DataJoint has partnered with the following teams to interview key members, and develop individualized pipelines. By comparing across use-cases, the DataJoint team has developed a highly adaptable workflow to meet most needs, and trialize analyses within an existing DataJoint workflow.

  • International Brain Lab
  • Mesoscale Activity Project (Janelia Research Campus/Baylor College of Medicine/New York University)
  • Jerry Chen Lab (Boston University)
  • University of Rochester-New York University-Harvard University U19
  • Columbia University U19
  • Tobias Rose Lab (University of Bonn)

Element Features

Features of Element Event include:

  • Pairing of upstream sessions with behavioral recordings
  • Multiple recorded attributes for phases of interest (see Attribute part tables for Block and Trial)
  • Defining Trial and Event Types as lookup tables
  • Optionally activating only the event schema for event-based recording, without Trial and Block phases.
  • An AlignmentEvent table to define the window of interest relative to specific event types.
  • Each level of the hierarchy (Block, Trial, Event) is designed to be optional to suit a given experiment's needs. For example usage, visit our Array Electrophysiology Workflow.

Element Architecture

Each node in the following diagram represents the analysis code in the workflow for Element Event and corresponding table in the database.
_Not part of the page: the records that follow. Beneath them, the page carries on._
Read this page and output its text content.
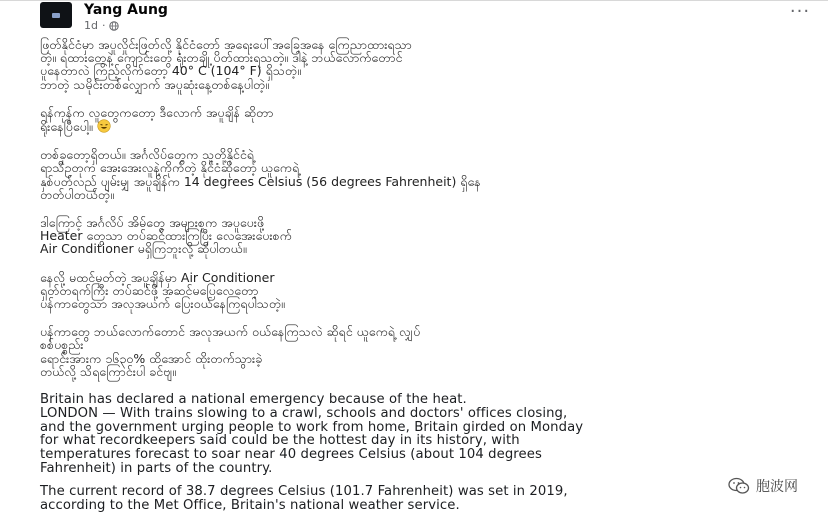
Yang Aung
1d ·
···
ဖြတ်နိုင်ငံမှာ အပူလှိုင်းဖြတ်လို့ နိုင်ငံတော် အရေးပေါ်အခြေအနေ ကြေညာထားရသာ
တဲ့။ ရထားတွေနဲ့ ကျောင်းတွေ ရုံးတချို့ ပိတ်ထားရသတဲ့။ ဒါနဲ့ ဘယ်လောက်တောင်
ပူနေတာလဲ ကြည့်လိုက်တော့ 40° C (104° F) ရှိသတဲ့။
ဘာတဲ့ သမိုင်းတစ်လျှောက် အပူဆုံးနေ့တစ်နေ့ပါတဲ့။
ရန်ကုန်က လူတွေကတော့ ဒီလောက် အပူချိန် ဆိုတာ
ရိုးနေပြီပေါ့။
တစ်ခုတော့ရှိတယ်။ အင်္ဂလိပ်တွေက သူတို့နိုင်ငံရဲ့
ရာသီဥတုက အေးအေးလူနဲ့ကိုက်တဲ့ နိုင်ငံဆိုတော့ ယူကေရဲ့
နှစ်ပတ်လည် ပျမ်းမျှ အပူချိန်က 14 degrees Celsius (56 degrees Fahrenheit) ရှိနေ
တတ်ပါတယ်တဲ့။
ဒါကြောင့် အင်္ဂလိပ် အိမ်တွေ အများစုက အပူပေးဖို့
Heater တွေသာ တပ်ဆင်ထားကြပြီး လေအေးပေးစက်
Air Conditioner မရှိကြဘူးလို့ ဆိုပါတယ်။
နေလို့ မထင်မှတ်တဲ့ အပူချိန်မှာ Air Conditioner
ရှတ်တရက်ကြီး တပ်ဆင်ဖို့ အဆင်မပြေလေတော့
ပန်ကာတွေသာ အလုအယက် ပြေးဝယ်နေကြရပါသတဲ့။
ပန်ကာတွေ ဘယ်လောက်တောင် အလုအယက် ဝယ်နေကြသလဲ ဆိုရင် ယူကေရဲ့ လျှပ်
စစ်ပစ္စည်း
ရောင်းအားက ၁၆၃၀% ထိအောင် ထိုးတက်သွားခဲ့
တယ်လို့ သိရကြောင်းပါ ခင်ဗျ။
Britain has declared a national emergency because of the heat.
LONDON — With trains slowing to a crawl, schools and doctors' offices closing,
and the government urging people to work from home, Britain girded on Monday
for what recordkeepers said could be the hottest day in its history, with
temperatures forecast to soar near 40 degrees Celsius (about 104 degrees
Fahrenheit) in parts of the country.
The current record of 38.7 degrees Celsius (101.7 Fahrenheit) was set in 2019,
according to the Met Office, Britain's national weather service.
胞波网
Within the workflow, Element Event connects to upstream Element Session.

element-event diagram

subject schema (API docs)

Although not required, most choose to connect the Session table to a Subject table.

Table Description
Subject Basic information of the research subject.

session schema (API docs)

Table Description
Session Unique experimental session identifier.

event schema (API docs)

Tables related to event related data storage

Table Description
EventType Unique event types and descriptions thereof.
Behavior Recording Stores information from one recording session.
Event Central table for storing all events from recording session.
AlignmentEvent Stores events aligned to specific event type.

trial schema (API docs)

Tables related to Session trials.

Table Description
Block Stores information from custom experimental blocks.
TrialType Unique trial types and descriptions thereof.
Trial A central table for storing all trials from one recording session.
BlockTrial Stores information on trials from experimental blocks.
TrialEvent Stores information on trials associated with event type.

Element Development

In addition to the key projects listed above, the DataJoint team met with leaders from both Neurodata Without Borders and the Kepecs Lab, as these groups have both tackled the difficulty of developing ontologies that can cover all possible iterations of behavioral data collection. Our resulting structure is exemplified by the figure below.

Roadmap

Further development of this Element is community driven. Upon user requests and based on guidance from the Scientific Steering Group we will add the following features to this Element:

  • Automated import/export from/to common filetypes.
  • Tools for synchronizing to reference clocks.